15 Jul 2022 12:27

Germany attempting to keep injection into UGS facilities in the black, Gazprom books 41.9 mcm of gas for transit via Ukraine

MOSCOW. July 15 (Interfax) - Booking for the transit of Russian gas via Ukraine has risen slightly on Friday, while Europe is weathering the fifth day without Nord Stream gas, with the European Union having reduced injecting gas into underground storage (UGS) facilities to a minimum and Germany having shown symbolic growth in stocks for the last reporting day.

UKRAINIAN TRANSIT

The Gas Transmission System Operator of Ukraine (GTSOU) has accepted a booking from Gazprom for Friday to pump 41.9 million cubic meters of gas through the country compared to 41.6 mcm on Thursday, GTSOU data indicate, with capacity pumping through only the Sudzha metering station, one of two entry points into the GTSOU, and no pumping via the Sokhranivka metering station.

"Gazprom is supplying Russian gas for transit through the territory of Ukraine at the volume confirmed by the Ukraine side via the Sudzha metering station at 41.9 million cubic meters on July 15, with booking via the Sokhranivka metering station declined," Gazprom spokesman Sergei Kupriyanov told reporters.

The GTSOU has declared a force majeure regarding accepting gas for transit through Sokhranivka, saying that it cannot efficiently control the Novopskov compressor station.

Gazprom believes that there are no grounds for the force majeure nor any obstacles to continuing operations as usual. "Ukrainian specialists have worked regularly at the Sokhranivka metering station and the Novopskov compressor station all this time, and continue to do so.

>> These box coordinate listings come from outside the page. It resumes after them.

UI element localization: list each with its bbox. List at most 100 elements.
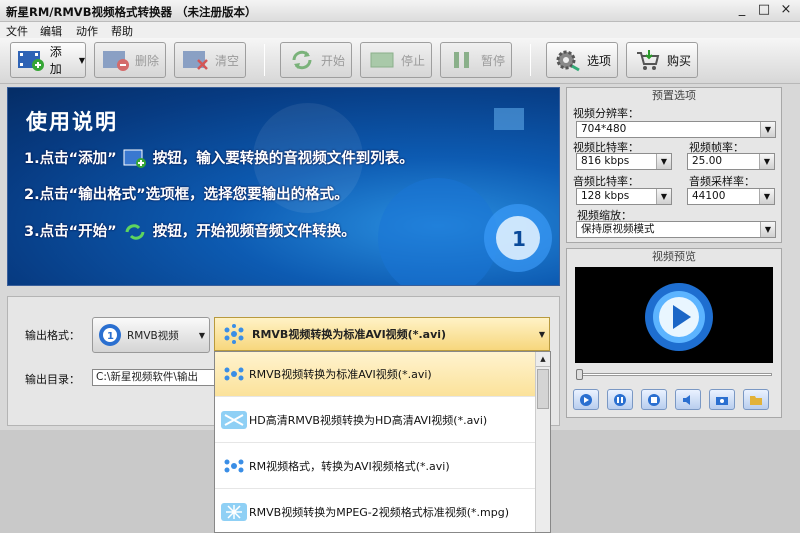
camera-icon <box>716 396 728 405</box>
menu-edit[interactable]: 编辑 <box>40 23 62 39</box>
step-2: 2.点击“输出格式”选项框，选择您要输出的格式。 <box>24 187 349 203</box>
format-dropdown-list[interactable]: RMVB视频转换为标准AVI视频(*.avi) HD高清RMVB视频转换为HD高… <box>214 351 551 533</box>
minimize-button[interactable]: _ <box>732 2 752 19</box>
dots-format-icon <box>224 459 244 473</box>
maximize-button[interactable]: □ <box>754 2 774 19</box>
chevron-down-icon: ▼ <box>760 122 775 137</box>
seek-slider[interactable] <box>576 369 772 380</box>
output-dir-label: 输出目录： <box>25 373 80 386</box>
menu-file[interactable]: 文件 <box>6 23 28 39</box>
seek-handle[interactable] <box>576 369 583 380</box>
menu-bar: 文件 编辑 动作 帮助 <box>0 22 800 38</box>
format-type-select[interactable]: 1 RMVB视频 ▼ <box>92 317 210 353</box>
audio-bitrate-value: 128 kbps <box>581 190 630 202</box>
toolbar-separator <box>264 44 265 76</box>
resolution-label: 视频分辨率： <box>573 107 639 120</box>
add-button[interactable]: 添加 ▼ <box>10 42 86 78</box>
window-title: 新星RM/RMVB视频格式转换器 （未注册版本） <box>6 5 257 19</box>
step-1-text-b: 按钮，输入要转换的音视频文件到列表。 <box>152 151 414 167</box>
sample-rate-label: 音频采样率： <box>689 175 755 188</box>
gear-icon <box>551 47 585 73</box>
close-button[interactable]: × <box>776 2 796 19</box>
stop-icon <box>365 47 399 73</box>
scroll-thumb[interactable] <box>537 369 549 409</box>
format-option[interactable]: HD高清RMVB视频转换为HD高清AVI视频(*.avi) <box>215 398 536 443</box>
menu-help[interactable]: 帮助 <box>111 23 133 39</box>
sample-rate-value: 44100 <box>692 190 726 202</box>
output-format-value: RMVB视频转换为标准AVI视频(*.avi) <box>252 328 447 341</box>
pause-preview-button[interactable] <box>607 389 633 410</box>
speaker-icon <box>683 394 690 405</box>
step-3: 3.点击“开始” 按钮，开始视频音频文件转换。 <box>24 220 356 243</box>
options-label: 选项 <box>587 53 612 68</box>
format-type-icon: 1 <box>99 324 121 346</box>
scale-value: 保持原视频模式 <box>581 223 655 235</box>
format-option[interactable]: RM视频格式，转换为AVI视频格式(*.avi) <box>215 444 536 489</box>
preset-options-panel: 预置选项 视频分辨率： 704*480 ▼ 视频比特率： 视频帧率： 816 kb… <box>566 87 782 243</box>
add-label: 添加 <box>49 45 62 76</box>
format-option-label: HD高清RMVB视频转换为HD高清AVI视频(*.avi) <box>249 414 488 427</box>
output-format-select[interactable]: RMVB视频转换为标准AVI视频(*.avi) ▼ <box>214 317 550 351</box>
hd-format-icon <box>221 411 247 429</box>
step-1: 1.点击“添加” 按钮，输入要转换的音视频文件到列表。 <box>24 147 414 170</box>
toolbar-separator <box>530 44 531 76</box>
stop-button[interactable]: 停止 <box>360 42 432 78</box>
clear-button[interactable]: 清空 <box>174 42 246 78</box>
banner-title: 使用说明 <box>26 110 118 134</box>
format-option[interactable]: RMVB视频转换为标准AVI视频(*.avi) <box>215 352 536 397</box>
chevron-down-icon: ▼ <box>760 222 775 237</box>
sample-rate-select[interactable]: 44100 ▼ <box>687 188 775 205</box>
refresh-icon <box>285 47 319 73</box>
chevron-down-icon: ▼ <box>656 154 671 169</box>
output-format-label: 输出格式： <box>25 329 80 342</box>
pause-label: 暂停 <box>481 53 506 68</box>
mpeg-format-icon <box>221 503 247 521</box>
fps-value: 25.00 <box>692 155 723 167</box>
fps-select[interactable]: 25.00 ▼ <box>687 153 775 170</box>
play-button[interactable] <box>573 389 599 410</box>
video-preview-title: 视频预览 <box>652 250 696 263</box>
cart-icon <box>631 47 665 73</box>
video-screen[interactable] <box>575 267 773 363</box>
delete-label: 删除 <box>135 53 160 68</box>
stop-preview-button[interactable] <box>641 389 667 410</box>
svg-text:1: 1 <box>512 227 526 251</box>
buy-button[interactable]: 购买 <box>626 42 698 78</box>
title-bar: 新星RM/RMVB视频格式转换器 （未注册版本） _ □ × <box>0 0 800 22</box>
folder-icon <box>750 395 762 405</box>
preset-options-title: 预置选项 <box>652 89 696 102</box>
audio-bitrate-select[interactable]: 128 kbps ▼ <box>576 188 672 205</box>
stop-label: 停止 <box>401 53 426 68</box>
pause-icon <box>445 47 479 73</box>
start-button[interactable]: 开始 <box>280 42 352 78</box>
instructions-banner: 1 使用说明 1.点击“添加” 按钮，输入要转换的音视频文件到列表。 2.点击“… <box>7 87 560 286</box>
buy-label: 购买 <box>667 53 692 68</box>
volume-button[interactable] <box>675 389 701 410</box>
chevron-down-icon: ▼ <box>538 329 545 339</box>
resolution-select[interactable]: 704*480 ▼ <box>576 121 776 138</box>
step-1-text-a: 1.点击“添加” <box>24 151 117 167</box>
format-option-label: RMVB视频转换为标准AVI视频(*.avi) <box>249 368 432 381</box>
scroll-up-icon[interactable]: ▲ <box>536 352 550 367</box>
film-clear-icon <box>179 47 213 73</box>
chevron-down-icon: ▼ <box>656 189 671 204</box>
output-dir-field[interactable]: C:\新星视频软件\输出 <box>92 369 216 386</box>
menu-action[interactable]: 动作 <box>76 23 98 39</box>
delete-button[interactable]: 删除 <box>94 42 166 78</box>
step-3-text-b: 按钮，开始视频音频文件转换。 <box>152 224 356 240</box>
open-folder-button[interactable] <box>743 389 769 410</box>
dots-format-icon <box>224 324 244 344</box>
snapshot-button[interactable] <box>709 389 735 410</box>
options-button[interactable]: 选项 <box>546 42 618 78</box>
refresh-icon <box>125 224 145 240</box>
dropdown-arrow-icon[interactable]: ▼ <box>79 56 85 65</box>
dropdown-scrollbar[interactable]: ▲ <box>535 352 550 532</box>
play-logo-icon <box>645 283 713 351</box>
scale-select[interactable]: 保持原视频模式 ▼ <box>576 221 776 238</box>
format-option[interactable]: RMVB视频转换为MPEG-2视频格式标准视频(*.mpg) <box>215 490 536 532</box>
pause-button[interactable]: 暂停 <box>440 42 512 78</box>
film-add-icon <box>123 149 146 168</box>
audio-bitrate-label: 音频比特率： <box>573 175 639 188</box>
video-bitrate-select[interactable]: 816 kbps ▼ <box>576 153 672 170</box>
start-label: 开始 <box>321 53 346 68</box>
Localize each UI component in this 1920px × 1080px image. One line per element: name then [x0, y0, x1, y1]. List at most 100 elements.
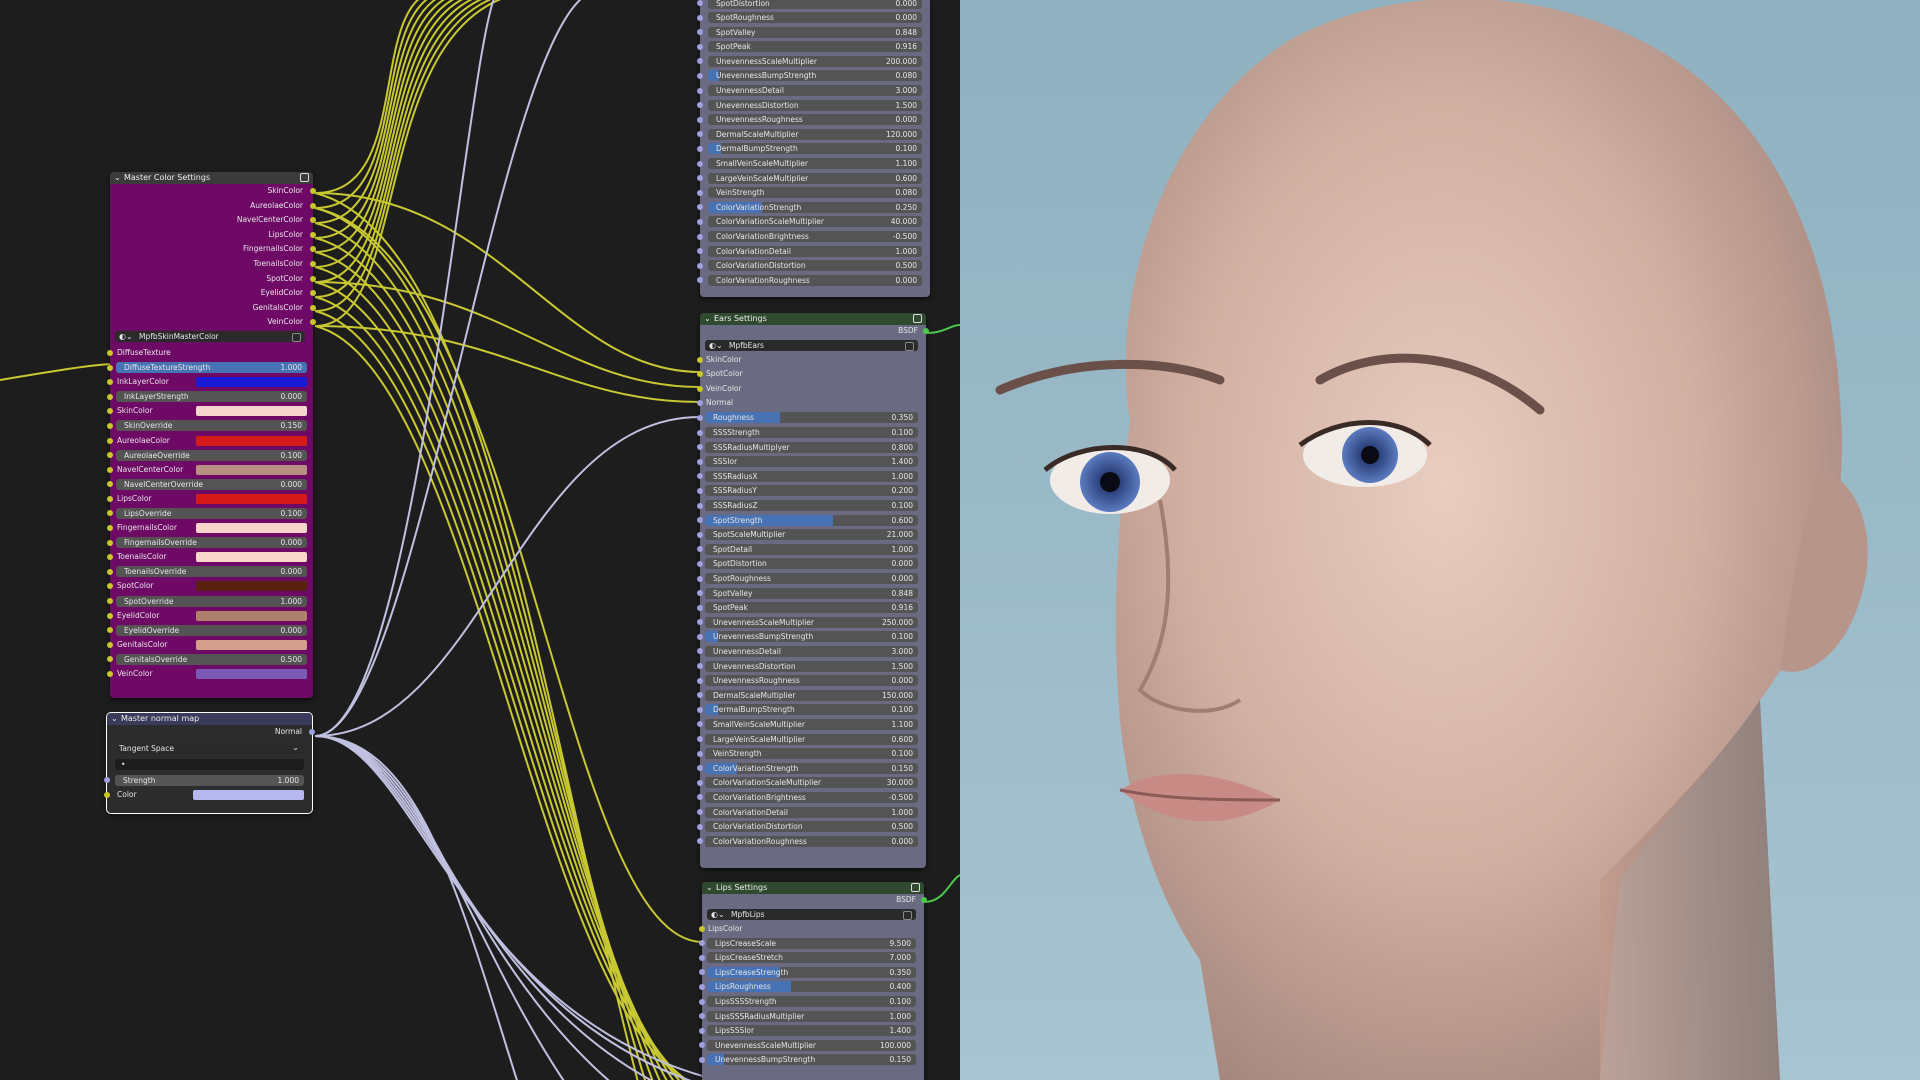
slider-field[interactable]: SSSIor 1.400	[705, 456, 918, 468]
slider-field[interactable]: EyelidOverride 0.000	[116, 624, 307, 636]
unlink-icon[interactable]	[292, 333, 301, 343]
slider-field[interactable]: SpotDistortion 0.000	[708, 0, 922, 9]
slider-field[interactable]: SpotValley 0.848	[708, 26, 922, 38]
input-socket[interactable]	[697, 102, 703, 109]
slider-field[interactable]: SmallVeinScaleMultiplier 1.100	[708, 158, 922, 170]
input-socket[interactable]	[107, 671, 113, 677]
input-socket[interactable]	[697, 116, 703, 123]
input-socket[interactable]	[697, 204, 703, 211]
input-socket[interactable]	[699, 1013, 705, 1020]
unlink-icon[interactable]	[903, 910, 912, 920]
node-group-icon[interactable]	[913, 314, 922, 323]
color-swatch[interactable]	[196, 581, 307, 592]
slider-field[interactable]: UnevennessScaleMultiplier 100.000	[707, 1039, 916, 1051]
output-socket[interactable]	[310, 260, 316, 267]
input-socket[interactable]	[699, 940, 705, 947]
slider-field[interactable]: UnevennessBumpStrength 0.100	[705, 631, 918, 643]
input-socket[interactable]	[697, 160, 703, 167]
output-socket[interactable]	[310, 202, 316, 209]
slider-field[interactable]: ColorVariationDistortion 0.500	[708, 260, 922, 272]
slider-field[interactable]: LargeVeinScaleMultiplier 0.600	[705, 733, 918, 745]
ears-settings-node[interactable]: ⌄ Ears Settings BSDF ◐⌄ MpfbEars SkinCol…	[697, 313, 929, 868]
slider-field[interactable]: ColorVariationScaleMultiplier 40.000	[708, 216, 922, 228]
color-swatch[interactable]	[193, 789, 304, 800]
input-socket[interactable]	[107, 510, 113, 517]
master-color-settings-node[interactable]: ⌄ Master Color Settings SkinColor Aureola…	[107, 172, 316, 698]
input-socket[interactable]	[697, 502, 703, 509]
slider-field[interactable]: LipsSSSIor 1.400	[707, 1025, 916, 1037]
input-socket[interactable]	[697, 248, 703, 255]
color-swatch[interactable]	[196, 610, 307, 621]
node-header[interactable]: ⌄ Master normal map	[107, 713, 312, 725]
output-socket[interactable]	[921, 897, 927, 903]
collapse-chevron-icon[interactable]: ⌄	[704, 313, 711, 325]
input-socket[interactable]	[107, 583, 113, 590]
slider-field[interactable]: SpotPeak 0.916	[705, 602, 918, 614]
input-socket[interactable]	[697, 531, 703, 538]
collapse-chevron-icon[interactable]: ⌄	[114, 172, 121, 184]
slider-field[interactable]: LipsRoughness 0.400	[707, 981, 916, 993]
slider-field[interactable]: Roughness 0.350	[705, 412, 918, 424]
output-socket[interactable]	[310, 275, 316, 282]
input-socket[interactable]	[697, 218, 703, 225]
color-swatch[interactable]	[196, 639, 307, 650]
lips-settings-node[interactable]: ⌄ Lips Settings BSDF ◐⌄ MpfbLips LipsCol…	[699, 882, 927, 1080]
input-socket[interactable]	[697, 721, 703, 728]
slider-field[interactable]: SSSStrength 0.100	[705, 427, 918, 439]
slider-field[interactable]: DermalScaleMultiplier 120.000	[708, 128, 922, 140]
output-socket[interactable]	[310, 188, 316, 194]
input-socket[interactable]	[697, 575, 703, 582]
input-socket[interactable]	[697, 809, 703, 815]
slider-field[interactable]: VeinStrength 0.100	[705, 748, 918, 760]
node-group-selector[interactable]: ◐⌄ MpfbLips	[707, 908, 916, 920]
slider-field[interactable]: UnevennessBumpStrength 0.080	[708, 70, 922, 82]
input-socket[interactable]	[699, 1042, 705, 1049]
slider-field[interactable]: LipsOverride 0.100	[116, 507, 307, 519]
input-socket[interactable]	[697, 590, 703, 597]
input-socket[interactable]	[697, 794, 703, 801]
input-socket[interactable]	[107, 612, 113, 619]
input-socket[interactable]	[699, 954, 705, 961]
input-socket[interactable]	[697, 233, 703, 240]
input-socket[interactable]	[697, 736, 703, 743]
input-socket[interactable]	[699, 1027, 705, 1034]
input-socket[interactable]	[107, 568, 113, 575]
uv-map-field[interactable]: •	[115, 758, 304, 770]
input-socket[interactable]	[699, 969, 705, 976]
slider-field[interactable]: ColorVariationRoughness 0.000	[705, 835, 918, 847]
input-socket[interactable]	[697, 663, 703, 670]
input-socket[interactable]	[697, 765, 703, 772]
input-socket[interactable]	[697, 175, 703, 182]
color-swatch[interactable]	[196, 552, 307, 563]
node-group-selector[interactable]: ◐⌄ MpfbEars	[705, 339, 918, 351]
slider-field[interactable]: InkLayerStrength 0.000	[116, 391, 307, 403]
input-socket[interactable]	[697, 356, 703, 363]
input-socket[interactable]	[697, 400, 703, 407]
input-socket[interactable]	[107, 627, 113, 634]
input-socket[interactable]	[697, 414, 703, 421]
input-socket[interactable]	[697, 0, 703, 6]
slider-field[interactable]: UnevennessDistortion 1.500	[708, 99, 922, 111]
slider-field[interactable]: SpotDistortion 0.000	[705, 558, 918, 570]
slider-field[interactable]: ColorVariationStrength 0.250	[708, 201, 922, 213]
input-socket[interactable]	[697, 546, 703, 553]
input-socket[interactable]	[697, 385, 703, 392]
render-viewport[interactable]	[960, 0, 1920, 1080]
input-socket[interactable]	[697, 706, 703, 713]
input-socket[interactable]	[697, 43, 703, 50]
slider-field[interactable]: SkinOverride 0.150	[116, 420, 307, 432]
node-group-selector[interactable]: ◐⌄ MpfbSkinMasterColor	[115, 331, 305, 343]
output-socket[interactable]	[923, 328, 929, 334]
input-socket[interactable]	[697, 87, 703, 94]
input-socket[interactable]	[697, 779, 703, 786]
input-socket[interactable]	[697, 458, 703, 465]
input-socket[interactable]	[107, 598, 113, 605]
input-socket[interactable]	[107, 437, 113, 444]
color-swatch[interactable]	[196, 377, 307, 388]
slider-field[interactable]: ToenailsOverride 0.000	[116, 566, 307, 578]
input-socket[interactable]	[697, 560, 703, 567]
slider-field[interactable]: DermalBumpStrength 0.100	[705, 704, 918, 716]
slider-field[interactable]: SpotPeak 0.916	[708, 41, 922, 53]
unlink-icon[interactable]	[905, 341, 914, 351]
input-socket[interactable]	[697, 145, 703, 152]
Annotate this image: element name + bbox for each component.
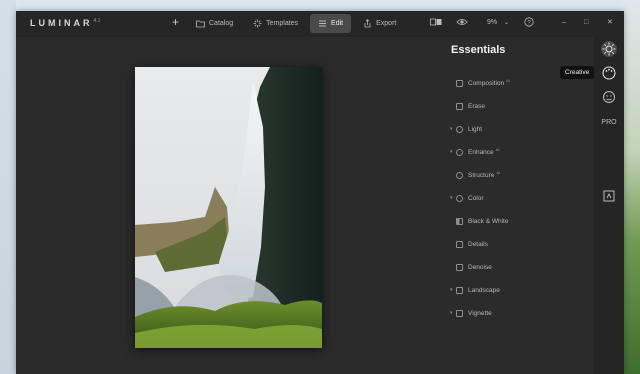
templates-label: Templates (266, 20, 299, 27)
edit-tools-panel: Essentials Composition AI Erase ▾ Light ▾… (444, 37, 594, 374)
pro-icon[interactable]: PRO (601, 115, 617, 131)
landscape-icon (456, 286, 463, 294)
add-photos-button[interactable]: + (172, 16, 179, 28)
title-bar: LUMINAR4.1 + Catalog Templates Edit Expo… (16, 11, 624, 37)
sun-icon (456, 125, 463, 133)
panel-title: Essentials (451, 44, 506, 56)
crop-icon (456, 79, 463, 87)
edit-label: Edit (331, 20, 344, 27)
ai-badge: AI (496, 170, 501, 176)
desktop-background-right (624, 0, 640, 374)
tool-label: Vignette (468, 309, 492, 317)
tool-denoise[interactable]: Denoise (444, 259, 594, 275)
palette-icon (456, 194, 463, 202)
tool-label: Details (468, 240, 488, 248)
ai-badge: AI (495, 147, 500, 153)
layers-icon[interactable] (601, 188, 617, 204)
zoom-dropdown-icon[interactable]: ⌄ (504, 17, 509, 29)
tool-details[interactable]: Details (444, 236, 594, 252)
tool-label: Landscape (468, 286, 500, 294)
help-icon[interactable]: ? (524, 17, 534, 29)
tool-label: Black & White (468, 217, 509, 225)
tool-landscape[interactable]: ▾ Landscape (444, 282, 594, 298)
denoise-icon (456, 263, 463, 271)
tool-enhance[interactable]: ▾ Enhance AI (444, 144, 594, 160)
details-icon (456, 240, 463, 248)
vignette-icon (456, 309, 463, 317)
sliders-icon (318, 19, 327, 28)
tool-black-white[interactable]: Black & White (444, 213, 594, 229)
tool-vignette[interactable]: ▾ Vignette (444, 305, 594, 321)
catalog-tab[interactable]: Catalog (188, 14, 241, 33)
edit-tab[interactable]: Edit (310, 14, 352, 33)
expand-chevron-icon: ▾ (450, 287, 453, 293)
expand-chevron-icon: ▾ (450, 195, 453, 201)
export-label: Export (376, 20, 397, 27)
preview-eye-icon[interactable] (456, 17, 468, 29)
templates-sparkle-icon (253, 19, 262, 28)
compare-view-icon[interactable] (430, 17, 442, 29)
desktop-background-left (0, 0, 16, 374)
minimize-button[interactable]: – (562, 17, 566, 29)
portrait-face-icon[interactable] (601, 89, 617, 105)
close-button[interactable]: ✕ (607, 17, 613, 29)
templates-tab[interactable]: Templates (245, 14, 306, 33)
tool-light[interactable]: ▾ Light (444, 121, 594, 137)
catalog-label: Catalog (209, 20, 234, 27)
tool-label: Erase (468, 102, 485, 110)
expand-chevron-icon: ▾ (450, 149, 453, 155)
export-tab[interactable]: Export (355, 14, 404, 33)
tool-label: Composition (468, 80, 505, 88)
export-icon (363, 19, 372, 28)
folder-icon (196, 19, 205, 28)
luminar-window: LUMINAR4.1 + Catalog Templates Edit Expo… (16, 11, 624, 374)
tool-label: Structure (468, 172, 495, 180)
tool-color[interactable]: ▾ Color (444, 190, 594, 206)
creative-palette-icon[interactable] (601, 65, 617, 81)
waterfall-photo (135, 67, 322, 348)
tool-erase[interactable]: Erase (444, 98, 594, 114)
bw-icon (456, 217, 463, 225)
app-logo: LUMINAR4.1 (30, 18, 101, 28)
ai-badge: AI (506, 78, 510, 84)
sparkle-icon (456, 148, 463, 156)
essentials-sun-icon[interactable] (601, 41, 617, 57)
tools-category-sidebar: PRO (594, 37, 624, 374)
expand-chevron-icon: ▾ (450, 310, 453, 316)
tool-label: Enhance (468, 149, 494, 157)
main-nav: Catalog Templates Edit Export (188, 14, 404, 33)
tool-structure[interactable]: Structure AI (444, 167, 594, 183)
structure-icon (456, 171, 463, 179)
eraser-icon (456, 102, 463, 110)
creative-tooltip: Creative (560, 66, 595, 79)
image-canvas[interactable] (16, 37, 444, 374)
zoom-level[interactable]: 9% (487, 17, 497, 29)
tool-label: Light (468, 125, 483, 133)
expand-chevron-icon: ▾ (450, 126, 453, 132)
tool-label: Color (468, 194, 484, 202)
maximize-button[interactable]: □ (584, 17, 588, 29)
tool-label: Denoise (468, 263, 492, 271)
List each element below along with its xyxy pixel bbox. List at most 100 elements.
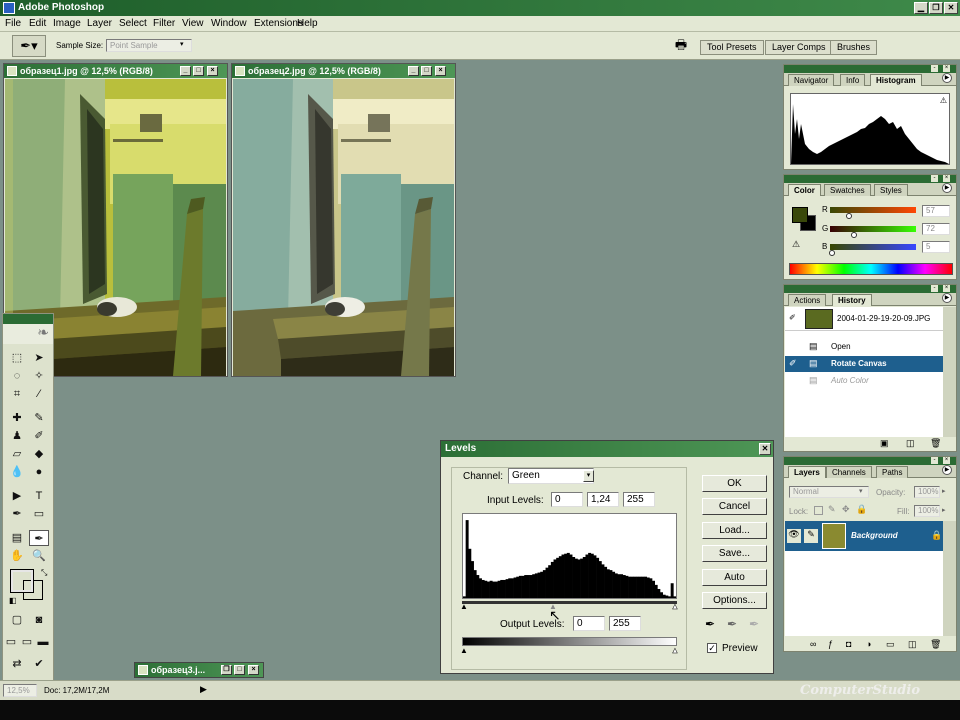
tab-actions[interactable]: Actions [788,294,827,306]
tab-navigator[interactable]: Navigator [788,74,835,86]
cancel-button[interactable]: Cancel [702,498,767,515]
eraser-tool-icon[interactable]: ▱ [7,446,27,462]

Transit through Sokhranivka has been ensured in full, and there have not been any complaints from counterparties," Gazprom notes.

Kyiv has proposed transferring transit volumes from Sokhranivka to Sudzha, though Gazprom is certain that this is technically impossible, as based on the Russian flow diagram. Moreover, the distribution of volumes is specified in the cooperation agreement dated December 30, 2019.

Meantime, the Ukrainian side insists that payment must still be remitted based on the calculated pumping volume as per the long-term agreement at 109 million cubic meters per day under the "pump-or-pay" principle. Gazprom indicates that the Ukrainian side has reduced the possibility of pumping by one third, while Naftogaz Ukraine declares that it is currently receiving less payment for transit from Gazprom, and that it is preparing an appeal for arbitration.

EUROPEAN MARKET

Spot prices for gas in Europe are holding at $1,780 per thousand cubic meters while Nord Stream is under maintenance and repair. August futures in Asia on the JKM Platts spot index are trading at $1,400 per thousand cubic meters.

Wind-power generation in Europe has dropped to 10% of the EU's energy balance during the week, having averaged 15% last week, according to data from the WindEurope association.

The European region continues to pump gas into underground gas storage (UGS) facilities. Reserves are currently around 62.92%, growth of 0.28 percentage points for the past day of July 13, according to data from the Gas Infrastructure Europe association, and the current level of stocks in Europe's UGS facilities lags the five-year average by 1.4 percentage points. Gas injection has dropped to its lowest level since spring amid the shutdown of the Nord Stream pipeline for repairs and accidents in Norway. Meanwhile, Germany, Europe's main gas market, switched to net gas offtake on July 12, though once again demonstrating a minimal increase of 0.01 percentage points in reserves on July 13. Belgium has been depleting stocks from storage for the second reporting day in a row. The European Union has introduced a strict regulation for usage of UGS facilities since the start of the year. Stocks must be at least 80% of the capacity of the UGS facilities by the beginning of the offtake season in 2022, and at least 90% of the capacity in the upcoming years.

European LNG receiving terminals are operating at an average of 76% capacity, which is just below the all-time high of 77%. On average, the terminals were operating at 66% capacity in July and at 63% capacity in June. Thus far, the region remains a premium market for LNG, as prices in Asia are slightly below those at European hubs.